CIOs operating in essential businesses want to recover as quickly as they can, Bates says, so they won’t dabble in new channels but instead commit to the digital channels they’ve been working on. “They’re looking to protect their customer base from those surge companies” that are thriving and can invest in new markets, he says. These CIOs need to focus on customer-centricity, a digital-first mindset, and resiliency and business continuity.

Customer experience

When stay-at-home orders and store closures forced most consumers online, customers generally excused an occasional website crash, limited inventory or shipping and delivery delays because of high demand, “but at some point, customers will cease to be forgiving,” if they haven’t already, Bennett says. “We’ve had those issues for several months now, and other companies will have solved those issues” and will lure your customers to their business.

The future of work

Government imposed safety guidelines have changed how we live and work, and those instructions remain largely in place in many states for the foreseeable future. With social distancing, limited crowds, mask wearing and contactless shopping and delivery the norm right now, “Will these behaviors persist when the virus starts to wane? Will we keep interacting with markets in the same way,” asks David Furlonger, distinguished vice president and Gartner fellow in Gartner’s CEO and Digital Business Leaders research group. Or will consumers revert back to their pre-pandemic habits?

CIOs will have to bridge both worlds going forward, Bennett says. “Customers will expect digital experiences no matter what. But some customer groups would really like to go back to the stores.” They should also expect a long-term hybrid workforce with some employees working remotely full time and others returning to the workplace.

AI and automation

AI and automation have been on the radar of manufacturers for years, but the pandemic has accelerated their interest as companies struggle to keep production moving when employees fall ill.

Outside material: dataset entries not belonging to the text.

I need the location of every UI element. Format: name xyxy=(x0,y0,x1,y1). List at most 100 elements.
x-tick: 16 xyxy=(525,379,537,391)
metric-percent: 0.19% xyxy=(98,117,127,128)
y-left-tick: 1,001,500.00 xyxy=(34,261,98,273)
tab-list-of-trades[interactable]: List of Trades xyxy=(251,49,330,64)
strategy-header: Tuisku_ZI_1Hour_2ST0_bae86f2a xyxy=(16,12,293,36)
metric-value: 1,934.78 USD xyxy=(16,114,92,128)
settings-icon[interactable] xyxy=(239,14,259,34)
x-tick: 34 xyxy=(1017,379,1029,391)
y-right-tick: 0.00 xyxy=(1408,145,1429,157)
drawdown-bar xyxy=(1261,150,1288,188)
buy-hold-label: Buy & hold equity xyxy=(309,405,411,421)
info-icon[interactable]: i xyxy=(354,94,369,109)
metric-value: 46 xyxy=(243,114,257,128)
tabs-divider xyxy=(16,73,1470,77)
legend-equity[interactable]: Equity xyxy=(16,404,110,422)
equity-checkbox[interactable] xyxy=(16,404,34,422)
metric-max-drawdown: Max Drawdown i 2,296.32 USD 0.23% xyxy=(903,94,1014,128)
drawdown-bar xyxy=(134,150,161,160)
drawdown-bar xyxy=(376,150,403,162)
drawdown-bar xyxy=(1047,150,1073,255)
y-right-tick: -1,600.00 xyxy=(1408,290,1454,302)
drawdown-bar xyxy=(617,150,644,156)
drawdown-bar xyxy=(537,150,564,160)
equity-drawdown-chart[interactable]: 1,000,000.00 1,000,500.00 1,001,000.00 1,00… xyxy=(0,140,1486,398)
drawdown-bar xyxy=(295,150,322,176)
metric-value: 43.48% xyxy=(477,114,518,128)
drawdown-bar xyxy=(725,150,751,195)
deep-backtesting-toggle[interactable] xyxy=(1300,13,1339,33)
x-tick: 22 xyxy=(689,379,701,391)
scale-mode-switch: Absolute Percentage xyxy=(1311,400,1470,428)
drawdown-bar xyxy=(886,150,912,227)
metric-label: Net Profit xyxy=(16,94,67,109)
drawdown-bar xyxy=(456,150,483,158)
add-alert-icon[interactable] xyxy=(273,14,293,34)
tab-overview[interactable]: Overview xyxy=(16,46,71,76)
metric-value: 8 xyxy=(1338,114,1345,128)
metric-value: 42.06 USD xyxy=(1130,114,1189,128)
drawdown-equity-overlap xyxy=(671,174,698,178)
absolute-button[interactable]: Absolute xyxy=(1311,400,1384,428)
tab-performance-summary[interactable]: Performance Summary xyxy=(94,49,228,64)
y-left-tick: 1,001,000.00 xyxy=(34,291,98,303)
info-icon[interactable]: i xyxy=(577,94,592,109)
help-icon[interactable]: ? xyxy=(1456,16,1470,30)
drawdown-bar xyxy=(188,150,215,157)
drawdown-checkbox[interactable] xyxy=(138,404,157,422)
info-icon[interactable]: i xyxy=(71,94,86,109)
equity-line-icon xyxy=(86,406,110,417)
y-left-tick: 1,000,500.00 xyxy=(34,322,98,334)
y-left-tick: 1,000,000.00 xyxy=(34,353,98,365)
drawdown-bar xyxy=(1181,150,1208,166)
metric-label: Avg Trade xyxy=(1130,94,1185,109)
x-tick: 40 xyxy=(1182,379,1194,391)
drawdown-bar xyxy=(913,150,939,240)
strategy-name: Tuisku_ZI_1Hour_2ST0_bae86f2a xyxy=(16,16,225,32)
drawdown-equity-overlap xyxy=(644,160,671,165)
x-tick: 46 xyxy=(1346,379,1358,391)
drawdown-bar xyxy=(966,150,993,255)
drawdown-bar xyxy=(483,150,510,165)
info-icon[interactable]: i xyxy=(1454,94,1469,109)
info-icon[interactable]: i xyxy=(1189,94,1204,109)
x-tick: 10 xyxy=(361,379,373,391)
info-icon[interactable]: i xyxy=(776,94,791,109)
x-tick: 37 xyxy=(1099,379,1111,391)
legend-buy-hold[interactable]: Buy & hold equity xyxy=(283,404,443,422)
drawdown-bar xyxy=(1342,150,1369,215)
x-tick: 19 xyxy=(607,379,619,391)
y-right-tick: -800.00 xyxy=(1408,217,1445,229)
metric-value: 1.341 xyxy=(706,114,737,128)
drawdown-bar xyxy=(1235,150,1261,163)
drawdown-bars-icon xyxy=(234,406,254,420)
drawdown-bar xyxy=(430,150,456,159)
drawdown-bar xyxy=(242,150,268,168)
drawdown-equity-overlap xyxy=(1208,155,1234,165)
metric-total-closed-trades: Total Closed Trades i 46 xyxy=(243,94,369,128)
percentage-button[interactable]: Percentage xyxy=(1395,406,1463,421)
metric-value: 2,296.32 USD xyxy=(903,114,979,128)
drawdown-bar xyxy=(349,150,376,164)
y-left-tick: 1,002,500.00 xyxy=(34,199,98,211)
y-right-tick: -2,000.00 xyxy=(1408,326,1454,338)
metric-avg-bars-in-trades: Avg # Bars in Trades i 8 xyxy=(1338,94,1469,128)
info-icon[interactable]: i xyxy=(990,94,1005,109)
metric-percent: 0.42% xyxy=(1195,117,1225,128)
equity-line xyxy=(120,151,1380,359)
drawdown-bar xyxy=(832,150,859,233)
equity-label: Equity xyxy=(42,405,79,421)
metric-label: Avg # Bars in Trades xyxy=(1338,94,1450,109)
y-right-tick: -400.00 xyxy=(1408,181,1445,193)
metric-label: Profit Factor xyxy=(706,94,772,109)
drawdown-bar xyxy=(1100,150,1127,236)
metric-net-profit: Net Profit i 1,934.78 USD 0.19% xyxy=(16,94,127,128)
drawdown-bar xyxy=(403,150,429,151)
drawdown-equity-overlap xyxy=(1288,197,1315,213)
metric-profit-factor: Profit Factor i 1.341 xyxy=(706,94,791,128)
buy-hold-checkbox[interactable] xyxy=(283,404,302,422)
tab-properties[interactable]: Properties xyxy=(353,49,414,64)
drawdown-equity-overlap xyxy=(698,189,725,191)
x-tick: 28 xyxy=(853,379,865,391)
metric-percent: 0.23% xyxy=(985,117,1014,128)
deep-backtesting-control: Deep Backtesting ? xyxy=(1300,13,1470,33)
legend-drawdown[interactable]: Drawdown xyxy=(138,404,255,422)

At least one fifth of CIOs had at least small-scale implementation of IoT, on-demand platforms, RPA and AI in 2019, according to KPMG’s 2019 CIO survey. Companies that have moved beyond piloting and into adoption will be increasing their investments in automation going forward, Bates says, while investments will drop off significantly for companies that hadn’t reached small-scale adoption.

“The promise of automation to those that have proven their business case seems to be ‘this is a lever we’re going to pull.’ Others who are going to pull the plug on it are saying, ‘We don’t have time to prove a business case.’ I think this will create a bigger divide between winners and losers, because they’re going to create an automation chasm,” Bates says.

Digital strategy gaps

Even organizations that were well on their way to digital maturity before the pandemic are still finding gaps in their digital strategies. Many law firms that quickly moved to remote work, for instance, found that critical files were still locked away in office file cabinets, or trade processes that were largely digital still relied on one key process, for a courier to go across borders with paperwork, to complete transactions, Bennett says.

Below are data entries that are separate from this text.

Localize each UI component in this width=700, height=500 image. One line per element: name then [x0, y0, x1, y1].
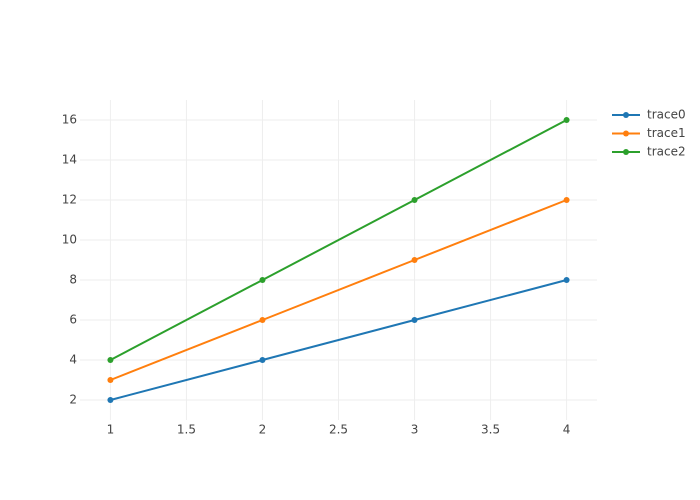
series-line [109, 119, 568, 361]
y-tick-label: 6 [69, 313, 77, 327]
data-point [411, 257, 418, 263]
y-tick-label: 16 [62, 113, 77, 127]
data-point [411, 197, 418, 203]
data-point [563, 197, 570, 203]
legend-label: trace0 [647, 108, 686, 122]
x-tick-label: 1.5 [177, 423, 196, 437]
data-point [259, 277, 266, 283]
data-point [411, 317, 418, 323]
y-tick-label: 8 [69, 273, 77, 287]
legend-marker [623, 149, 629, 155]
legend-item: trace0 [612, 108, 686, 122]
x-tick-label: 2 [259, 423, 267, 437]
legend-item: trace1 [612, 126, 686, 140]
data-point [259, 317, 266, 323]
series-line [110, 279, 567, 401]
x-tick-label: 2.5 [329, 423, 348, 437]
legend-marker [623, 112, 629, 118]
data-point [107, 357, 114, 363]
y-tick-label: 4 [69, 353, 77, 367]
legend-label: trace1 [647, 126, 686, 140]
legend-label: trace2 [647, 145, 686, 159]
x-tick-label: 3 [411, 423, 419, 437]
data-point [563, 117, 570, 123]
y-tick-label: 12 [62, 193, 77, 207]
data-point [107, 397, 114, 403]
x-tick-label: 3.5 [481, 423, 500, 437]
series-line [110, 199, 567, 381]
data-point [563, 277, 570, 283]
y-tick-label: 2 [69, 393, 77, 407]
legend-marker [623, 130, 629, 137]
y-tick-label: 14 [62, 153, 77, 167]
y-tick-label: 10 [62, 233, 77, 247]
data-point [259, 357, 266, 363]
x-tick-label: 1 [107, 423, 115, 437]
legend-item: trace2 [612, 145, 686, 159]
x-tick-label: 4 [563, 423, 571, 437]
data-point [107, 377, 114, 383]
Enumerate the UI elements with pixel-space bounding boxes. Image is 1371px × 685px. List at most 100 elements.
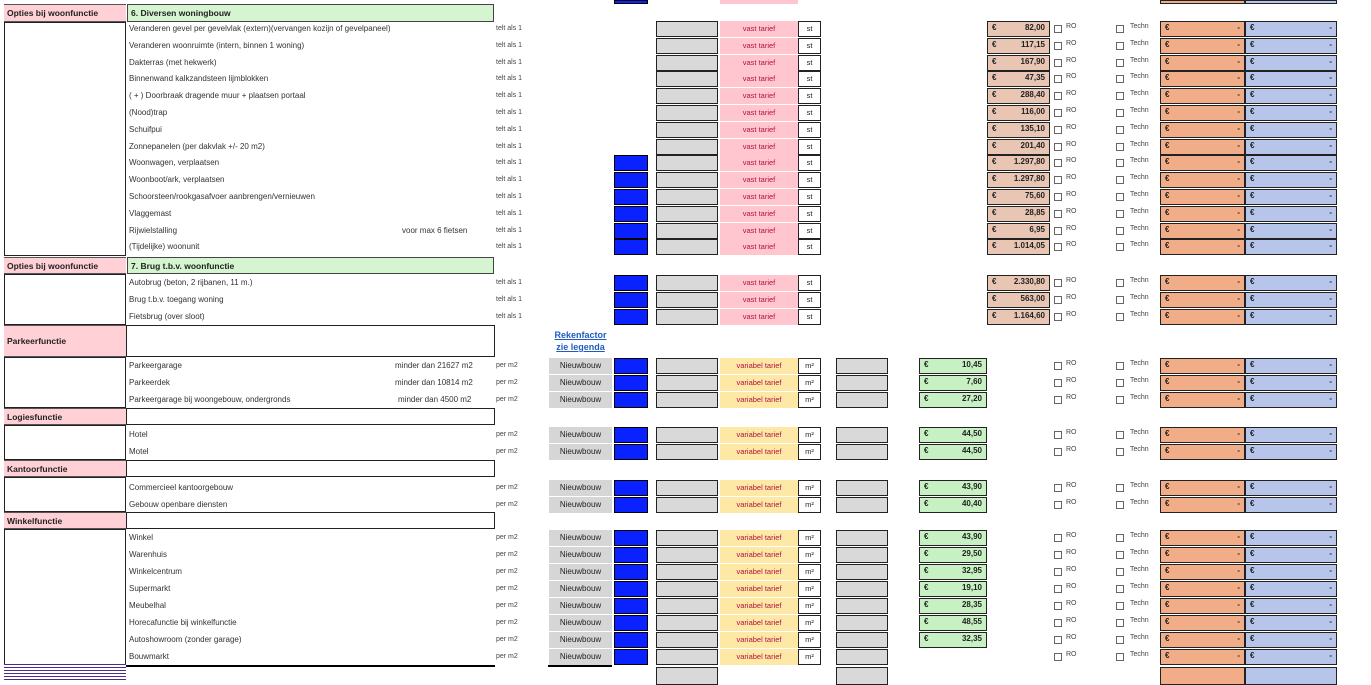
- quantity-input[interactable]: [614, 392, 648, 408]
- techn-checkbox[interactable]: [1116, 176, 1124, 185]
- techn-checkbox[interactable]: [1116, 379, 1124, 387]
- techn-checkbox[interactable]: [1116, 568, 1124, 576]
- ro-checkbox[interactable]: [1054, 109, 1062, 117]
- quantity-input[interactable]: [614, 309, 648, 325]
- techn-checkbox[interactable]: [1116, 125, 1124, 134]
- techn-checkbox[interactable]: [1116, 619, 1124, 627]
- quantity-input[interactable]: [614, 497, 648, 513]
- build-type-dropdown[interactable]: Nieuwbouw: [549, 530, 612, 546]
- input-cell[interactable]: [836, 615, 888, 631]
- techn-checkbox[interactable]: [1116, 448, 1124, 456]
- techn-checkbox[interactable]: [1116, 653, 1124, 661]
- techn-checkbox[interactable]: [1116, 501, 1124, 509]
- ro-checkbox[interactable]: [1054, 484, 1062, 492]
- quantity-input[interactable]: [614, 292, 648, 308]
- quantity-input[interactable]: [614, 564, 648, 580]
- quantity-input[interactable]: [614, 239, 648, 256]
- input-cell[interactable]: [656, 155, 718, 172]
- input-cell[interactable]: [656, 172, 718, 189]
- quantity-input[interactable]: [614, 189, 648, 205]
- techn-checkbox[interactable]: [1116, 313, 1124, 321]
- techn-checkbox[interactable]: [1116, 159, 1124, 168]
- techn-checkbox[interactable]: [1116, 25, 1124, 33]
- ro-checkbox[interactable]: [1054, 501, 1062, 509]
- techn-checkbox[interactable]: [1116, 296, 1124, 304]
- input-cell[interactable]: [656, 292, 718, 308]
- input-cell[interactable]: [656, 547, 718, 563]
- input-cell[interactable]: [656, 632, 718, 648]
- input-cell[interactable]: [836, 497, 888, 513]
- quantity-input[interactable]: [614, 632, 648, 648]
- input-cell[interactable]: [656, 54, 718, 71]
- ro-checkbox[interactable]: [1054, 296, 1062, 304]
- quantity-input[interactable]: [614, 598, 648, 614]
- ro-checkbox[interactable]: [1054, 159, 1062, 168]
- techn-checkbox[interactable]: [1116, 602, 1124, 610]
- input-cell[interactable]: [656, 598, 718, 614]
- ro-checkbox[interactable]: [1054, 653, 1062, 661]
- input-cell[interactable]: [656, 239, 718, 256]
- techn-checkbox[interactable]: [1116, 58, 1124, 67]
- techn-checkbox[interactable]: [1116, 534, 1124, 542]
- ro-checkbox[interactable]: [1054, 41, 1062, 50]
- ro-checkbox[interactable]: [1054, 25, 1062, 33]
- input-cell[interactable]: [656, 444, 718, 460]
- input-cell[interactable]: [656, 530, 718, 546]
- build-type-dropdown[interactable]: Nieuwbouw: [549, 358, 612, 374]
- input-cell[interactable]: [836, 427, 888, 443]
- input-cell[interactable]: [656, 88, 718, 105]
- input-cell[interactable]: [656, 615, 718, 631]
- input-cell[interactable]: [656, 649, 718, 665]
- input-cell[interactable]: [656, 205, 718, 222]
- input-cell[interactable]: [836, 375, 888, 391]
- ro-checkbox[interactable]: [1054, 619, 1062, 627]
- build-type-dropdown[interactable]: Nieuwbouw: [549, 497, 612, 513]
- input-cell[interactable]: [836, 564, 888, 580]
- quantity-input[interactable]: [614, 172, 648, 189]
- input-cell[interactable]: [656, 375, 718, 391]
- input-cell[interactable]: [656, 21, 718, 37]
- quantity-input[interactable]: [614, 222, 648, 239]
- ro-checkbox[interactable]: [1054, 92, 1062, 101]
- ro-checkbox[interactable]: [1054, 431, 1062, 439]
- ro-checkbox[interactable]: [1054, 75, 1062, 84]
- input-cell[interactable]: [656, 480, 718, 496]
- ro-checkbox[interactable]: [1054, 379, 1062, 387]
- techn-checkbox[interactable]: [1116, 362, 1124, 370]
- techn-checkbox[interactable]: [1116, 279, 1124, 287]
- techn-checkbox[interactable]: [1116, 41, 1124, 50]
- input-cell[interactable]: [656, 581, 718, 597]
- techn-checkbox[interactable]: [1116, 193, 1124, 201]
- input-cell[interactable]: [656, 105, 718, 121]
- techn-checkbox[interactable]: [1116, 484, 1124, 492]
- ro-checkbox[interactable]: [1054, 243, 1062, 252]
- input-cell[interactable]: [656, 71, 718, 88]
- ro-checkbox[interactable]: [1054, 636, 1062, 644]
- ro-checkbox[interactable]: [1054, 209, 1062, 218]
- input-cell[interactable]: [656, 358, 718, 374]
- ro-checkbox[interactable]: [1054, 602, 1062, 610]
- quantity-input[interactable]: [614, 0, 648, 4]
- build-type-dropdown[interactable]: Nieuwbouw: [549, 444, 612, 460]
- quantity-input[interactable]: [614, 615, 648, 631]
- input-cell[interactable]: [656, 392, 718, 408]
- ro-checkbox[interactable]: [1054, 125, 1062, 134]
- quantity-input[interactable]: [614, 375, 648, 391]
- techn-checkbox[interactable]: [1116, 551, 1124, 559]
- ro-checkbox[interactable]: [1054, 226, 1062, 235]
- techn-checkbox[interactable]: [1116, 243, 1124, 252]
- build-type-dropdown[interactable]: Nieuwbouw: [549, 649, 612, 665]
- ro-checkbox[interactable]: [1054, 142, 1062, 151]
- quantity-input[interactable]: [614, 275, 648, 291]
- input-cell[interactable]: [836, 547, 888, 563]
- techn-checkbox[interactable]: [1116, 226, 1124, 235]
- build-type-dropdown[interactable]: Nieuwbouw: [549, 392, 612, 408]
- ro-checkbox[interactable]: [1054, 585, 1062, 593]
- input-cell[interactable]: [656, 275, 718, 291]
- ro-checkbox[interactable]: [1054, 176, 1062, 185]
- build-type-dropdown[interactable]: Nieuwbouw: [549, 427, 612, 443]
- quantity-input[interactable]: [614, 427, 648, 443]
- quantity-input[interactable]: [614, 581, 648, 597]
- quantity-input[interactable]: [614, 444, 648, 460]
- quantity-input[interactable]: [614, 480, 648, 496]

The transition to remote work went smoothly for some, but left process gaps for others. One online retailer boasted sophisticated warehouse automation, but the teams were used to working together in an office. “They’re refocusing their strategy on accelerating innovation in areas where they were already ahead. But also putting a lot more emphasis on automation and remote capabilities. How much can you run the operation without needing to send somebody into a data center?” Bennett says.

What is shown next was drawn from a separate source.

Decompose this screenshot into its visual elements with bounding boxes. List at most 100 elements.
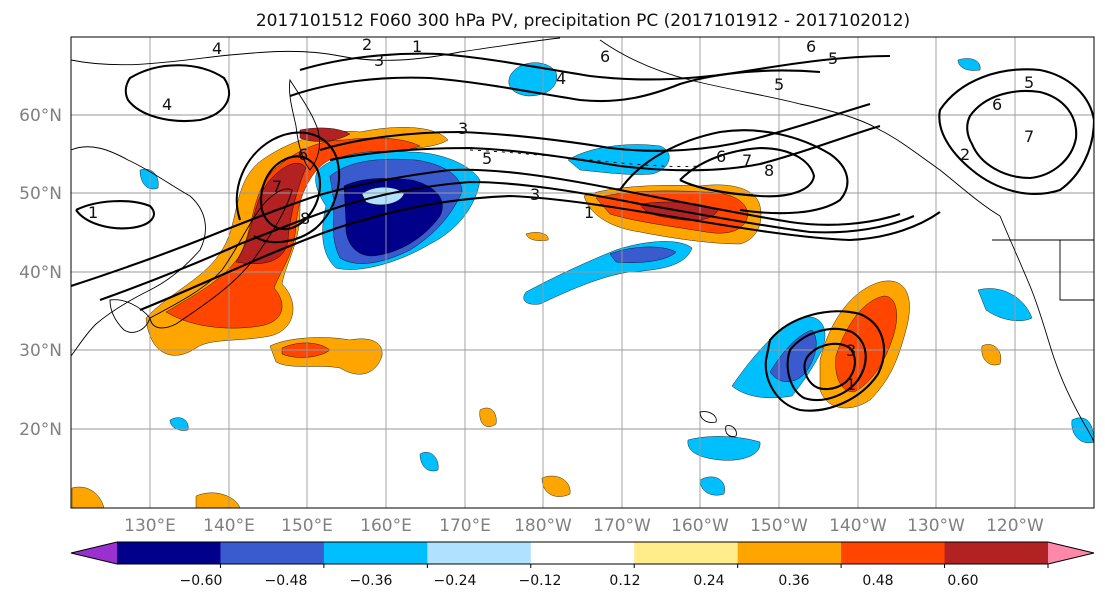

Another company working with augmented reality had to figure out how to repair a robot with one onsite specialist instead of three.


“We have no idea,” Furlonger says, of how long today’s uncertainty will last or what might come next. “We have to think about the multiple, complex, interdependencies we have in front of us.”

Gartner recommends multiple scenario planning to imagine all the alternative futures as the best way to keep from stalling in recovery. Then monitor, prioritize and adapt, Furlonger says. “Establish metrics and event triggers that may require you to change your strategy.”